Author Topic: Samba and managing ACL  (Read 4626 times)

bufke

  • Zen Apprentice
  • *
  • Posts: 14
  • Karma: +1/-0
    • View Profile
Samba and managing ACL
« on: October 04, 2013, 05:18:41 pm »
Hello,

I see on Zentyal 3.2 this change:
Ignore system ACLs for samba shares, use libsamba-perl library instead.

Are system level ACLs not supported at all now? Is there some new method to micromanage permissions? The Zentyal gui does not appear capable of micromanaging sub directory permissions.

I see there is still in /etc/zentyal/samba.conf
unmanaged_acls = yes
To me, this implies it's OK to set the ACLs manually and in 3.0 this worked fine.

I might suggest adding this ACL change to the release notes. This could really cause disruption for someone upgrading from 3.0 and unaware.

Lonniebiz

  • Zen Samurai
  • ****
  • Posts: 320
  • Karma: +24/-2
    • View Profile
Re: Samba and managing ACL
« Reply #1 on: October 04, 2013, 05:50:15 pm »
I can confirm that there is absolutely no backwards compatibility in terms of Samba shares when upgrading from Zentyal 3.0 to 3.2.

I can't believe they'd release this without thoroughly testing the upgradeablity from "Zentyal 3.0 samba shares" to "Zentyal 3.2 samba shares" first. I consider this a core service.

At the moment, you have to recreate all shares, and currently samba group permissions do not work; if you want a particular grouping of say 100 users to have a certain access to a share, you must set each user's permissions individually (for all 100 users). Here's a related bug report:

http://trac.zentyal.org/ticket/7382

I'm sure they're working hard to fix these issues, but be aware of its current state.

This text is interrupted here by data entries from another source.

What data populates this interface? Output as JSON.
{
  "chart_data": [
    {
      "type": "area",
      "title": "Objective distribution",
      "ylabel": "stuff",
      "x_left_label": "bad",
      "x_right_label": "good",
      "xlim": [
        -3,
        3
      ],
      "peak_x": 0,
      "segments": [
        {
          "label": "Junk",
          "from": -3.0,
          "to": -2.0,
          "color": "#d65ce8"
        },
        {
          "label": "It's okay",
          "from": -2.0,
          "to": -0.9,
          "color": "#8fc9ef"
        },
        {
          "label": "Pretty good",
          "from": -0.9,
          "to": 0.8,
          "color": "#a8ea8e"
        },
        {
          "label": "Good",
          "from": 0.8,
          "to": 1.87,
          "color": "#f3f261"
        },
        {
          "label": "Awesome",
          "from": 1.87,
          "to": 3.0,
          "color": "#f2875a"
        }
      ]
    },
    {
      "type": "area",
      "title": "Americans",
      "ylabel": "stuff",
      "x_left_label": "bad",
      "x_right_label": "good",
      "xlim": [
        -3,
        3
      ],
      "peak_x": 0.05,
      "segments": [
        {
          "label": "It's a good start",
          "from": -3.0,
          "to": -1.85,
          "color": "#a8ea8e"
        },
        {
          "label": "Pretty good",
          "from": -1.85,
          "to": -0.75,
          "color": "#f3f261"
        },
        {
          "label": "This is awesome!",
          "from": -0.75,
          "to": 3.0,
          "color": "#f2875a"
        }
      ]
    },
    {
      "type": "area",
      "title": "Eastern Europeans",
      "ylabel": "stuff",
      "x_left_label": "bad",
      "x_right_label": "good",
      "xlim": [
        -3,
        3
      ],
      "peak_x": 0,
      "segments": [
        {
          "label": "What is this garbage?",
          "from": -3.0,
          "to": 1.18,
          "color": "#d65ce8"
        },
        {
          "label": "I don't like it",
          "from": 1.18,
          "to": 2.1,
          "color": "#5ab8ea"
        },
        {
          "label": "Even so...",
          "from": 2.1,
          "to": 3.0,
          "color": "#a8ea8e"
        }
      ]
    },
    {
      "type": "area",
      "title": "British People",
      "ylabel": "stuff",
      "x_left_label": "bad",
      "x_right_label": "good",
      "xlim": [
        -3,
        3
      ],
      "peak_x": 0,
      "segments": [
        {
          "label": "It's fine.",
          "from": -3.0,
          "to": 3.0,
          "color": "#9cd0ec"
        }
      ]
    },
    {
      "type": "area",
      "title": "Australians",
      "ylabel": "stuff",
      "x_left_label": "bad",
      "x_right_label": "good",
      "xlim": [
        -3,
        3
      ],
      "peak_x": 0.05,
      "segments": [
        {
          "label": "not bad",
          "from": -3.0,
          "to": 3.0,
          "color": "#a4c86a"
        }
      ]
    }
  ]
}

« Last Edit: October 04, 2013, 08:39:54 pm by Lonniebiz »

spiral

  • Zen Monk
  • **
  • Posts: 59
  • Karma: +2/-0
    • View Profile
Re: Samba and managing ACL
« Reply #2 on: October 04, 2013, 07:31:25 pm »
I did notice that Zentyal 3.2 did boot faster in relation to this.  Because of unmanaged_acls option in 3.0 it would take 10+ minutes for Zentyal to boot, because it was reapplying permissions on many thousands of files on the network share.  But my permissions were not defined separately on sub directories, they all inherited parent permissions, so I guess it is a plus for me, but agreed, there should have been something mentioning this....

bufke

  • Zen Apprentice
  • *
  • Posts: 14
  • Karma: +1/-0
    • View Profile
Re: Samba and managing ACL
« Reply #3 on: October 04, 2013, 09:49:27 pm »

jnm

  • Zen Apprentice
  • *
  • Posts: 1
  • Karma: +0/-0
    • View Profile
Re: Samba and managing ACL
« Reply #4 on: October 04, 2013, 09:55:37 pm »
Maybe unmanaged_acls still prevents the GUI settings from overwriting subdirectory permissions, but now all custom ACLs must be configured with smbcacls or the Security tab of the Properties dialog box on a Windows client?

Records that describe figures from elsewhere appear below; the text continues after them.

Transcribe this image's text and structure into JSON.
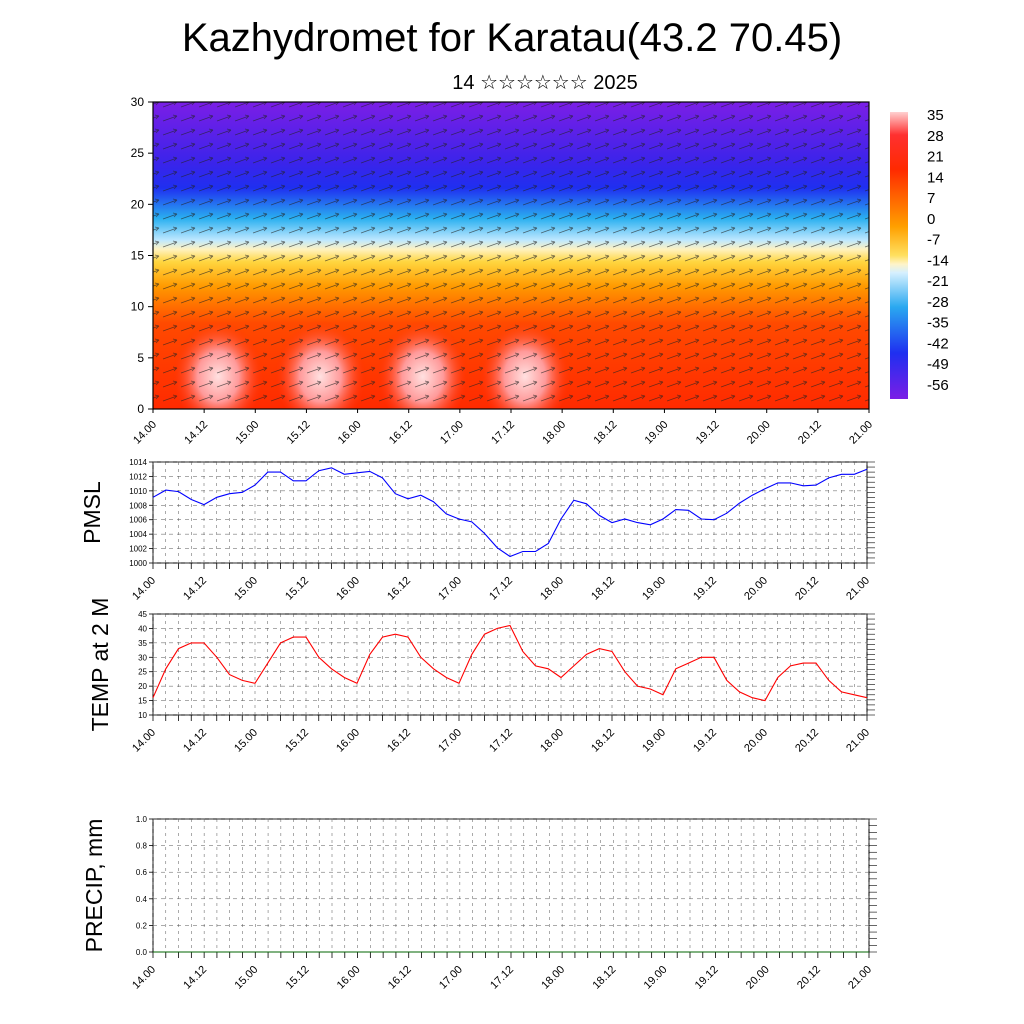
{
  "title": "Kazhydromet for Karatau(43.2 70.45)",
  "subtitle": "14 ☆☆☆☆☆☆ 2025",
  "time_labels": [
    "14.00",
    "14.12",
    "15.00",
    "15.12",
    "16.00",
    "16.12",
    "17.00",
    "17.12",
    "18.00",
    "18.12",
    "19.00",
    "19.12",
    "20.00",
    "20.12",
    "21.00"
  ],
  "colorbar": {
    "labels": [
      "35",
      "28",
      "21",
      "14",
      "7",
      "0",
      "-7",
      "-14",
      "-21",
      "-28",
      "-35",
      "-42",
      "-49",
      "-56"
    ]
  },
  "chart_data": [
    {
      "type": "heatmap",
      "ylim": [
        0,
        30
      ],
      "y_ticks": [
        "0",
        "5",
        "10",
        "15",
        "20",
        "25",
        "30"
      ],
      "x_ticks": [
        "14.00",
        "14.12",
        "15.00",
        "15.12",
        "16.00",
        "16.12",
        "17.00",
        "17.12",
        "18.00",
        "18.12",
        "19.00",
        "19.12",
        "20.00",
        "20.12",
        "21.00"
      ],
      "color_range": [
        -56,
        35
      ],
      "colors": {
        "cold": "#7b1ee6",
        "cool": "#1f2ff0",
        "mid": "#ffe28a",
        "warm": "#ff3300",
        "hot": "#ffd0d0"
      },
      "warm_maxima_x": [
        "14.12",
        "15.12",
        "16.12",
        "17.12"
      ]
    },
    {
      "type": "line",
      "ylabel": "PMSL",
      "ylim": [
        1000,
        1014
      ],
      "y_ticks": [
        "1000",
        "1002",
        "1004",
        "1006",
        "1008",
        "1010",
        "1012",
        "1014"
      ],
      "x_ticks": [
        "14.00",
        "14.12",
        "15.00",
        "15.12",
        "16.00",
        "16.12",
        "17.00",
        "17.12",
        "18.00",
        "18.12",
        "19.00",
        "19.12",
        "20.00",
        "20.12",
        "21.00"
      ],
      "series": [
        {
          "color": "#0000ff",
          "values": [
            1009.1,
            1010.1,
            1009.9,
            1008.8,
            1008.1,
            1009.1,
            1009.6,
            1009.8,
            1010.8,
            1012.6,
            1012.6,
            1011.4,
            1011.4,
            1012.8,
            1013.2,
            1012.3,
            1012.5,
            1012.7,
            1011.8,
            1009.6,
            1008.9,
            1009.4,
            1008.5,
            1006.8,
            1006.1,
            1005.7,
            1004.1,
            1002.1,
            1000.9,
            1001.6,
            1001.6,
            1002.7,
            1006.1,
            1008.7,
            1008.2,
            1006.6,
            1005.6,
            1006.1,
            1005.6,
            1005.3,
            1006.1,
            1007.4,
            1007.3,
            1006.1,
            1006.0,
            1006.9,
            1008.3,
            1009.4,
            1010.3,
            1011.1,
            1011.1,
            1010.7,
            1010.8,
            1011.8,
            1012.3,
            1012.3,
            1013.0
          ]
        }
      ]
    },
    {
      "type": "line",
      "ylabel": "TEMP at 2 M",
      "ylim": [
        10,
        45
      ],
      "y_ticks": [
        "10",
        "15",
        "20",
        "25",
        "30",
        "35",
        "40",
        "45"
      ],
      "x_ticks": [
        "14.00",
        "14.12",
        "15.00",
        "15.12",
        "16.00",
        "16.12",
        "17.00",
        "17.12",
        "18.00",
        "18.12",
        "19.00",
        "19.12",
        "20.00",
        "20.12",
        "21.00"
      ],
      "series": [
        {
          "color": "#ff0000",
          "values": [
            16,
            26,
            33,
            35,
            35,
            30,
            24,
            22,
            21,
            28,
            35,
            37,
            37,
            30,
            26,
            23,
            21,
            31,
            37,
            38,
            37,
            30,
            26,
            23,
            21,
            31,
            38,
            40,
            41,
            32,
            27,
            26,
            23,
            27,
            31,
            33,
            32,
            25,
            20,
            19,
            17,
            26,
            28,
            30,
            30,
            22,
            18,
            16,
            15,
            23,
            27,
            28,
            28,
            22,
            18,
            17,
            16
          ]
        }
      ]
    },
    {
      "type": "line",
      "ylabel": "PRECIP, mm",
      "ylim": [
        0,
        1
      ],
      "y_ticks": [
        "0.0",
        "0.2",
        "0.4",
        "0.6",
        "0.8",
        "1.0"
      ],
      "x_ticks": [
        "14.00",
        "14.12",
        "15.00",
        "15.12",
        "16.00",
        "16.12",
        "17.00",
        "17.12",
        "18.00",
        "18.12",
        "19.00",
        "19.12",
        "20.00",
        "20.12",
        "21.00"
      ],
      "series": [
        {
          "color": "#006400",
          "values": [
            0,
            0,
            0,
            0,
            0,
            0,
            0,
            0,
            0,
            0,
            0,
            0,
            0,
            0,
            0,
            0,
            0,
            0,
            0,
            0,
            0,
            0,
            0,
            0,
            0,
            0,
            0,
            0,
            0,
            0,
            0,
            0,
            0,
            0,
            0,
            0,
            0,
            0,
            0,
            0,
            0,
            0,
            0,
            0,
            0,
            0,
            0,
            0,
            0,
            0,
            0,
            0,
            0,
            0,
            0,
            0,
            0
          ]
        }
      ]
    }
  ]
}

@spiral, I see that there was an additional fix to "Only set share permissions when there is really a permission change instead of doing it on every samba restart", so we should be able to still set subdirectory permissions and not have the server take ten minutes to boot.

spiral

  • Zen Monk
  • **
  • Posts: 59
  • Karma: +2/-0
    • View Profile
Re: Samba and managing ACL
« Reply #5 on: October 05, 2013, 08:52:49 pm »
Thanks for the heads up, I need to pay closer attention to github for Zentyal I think.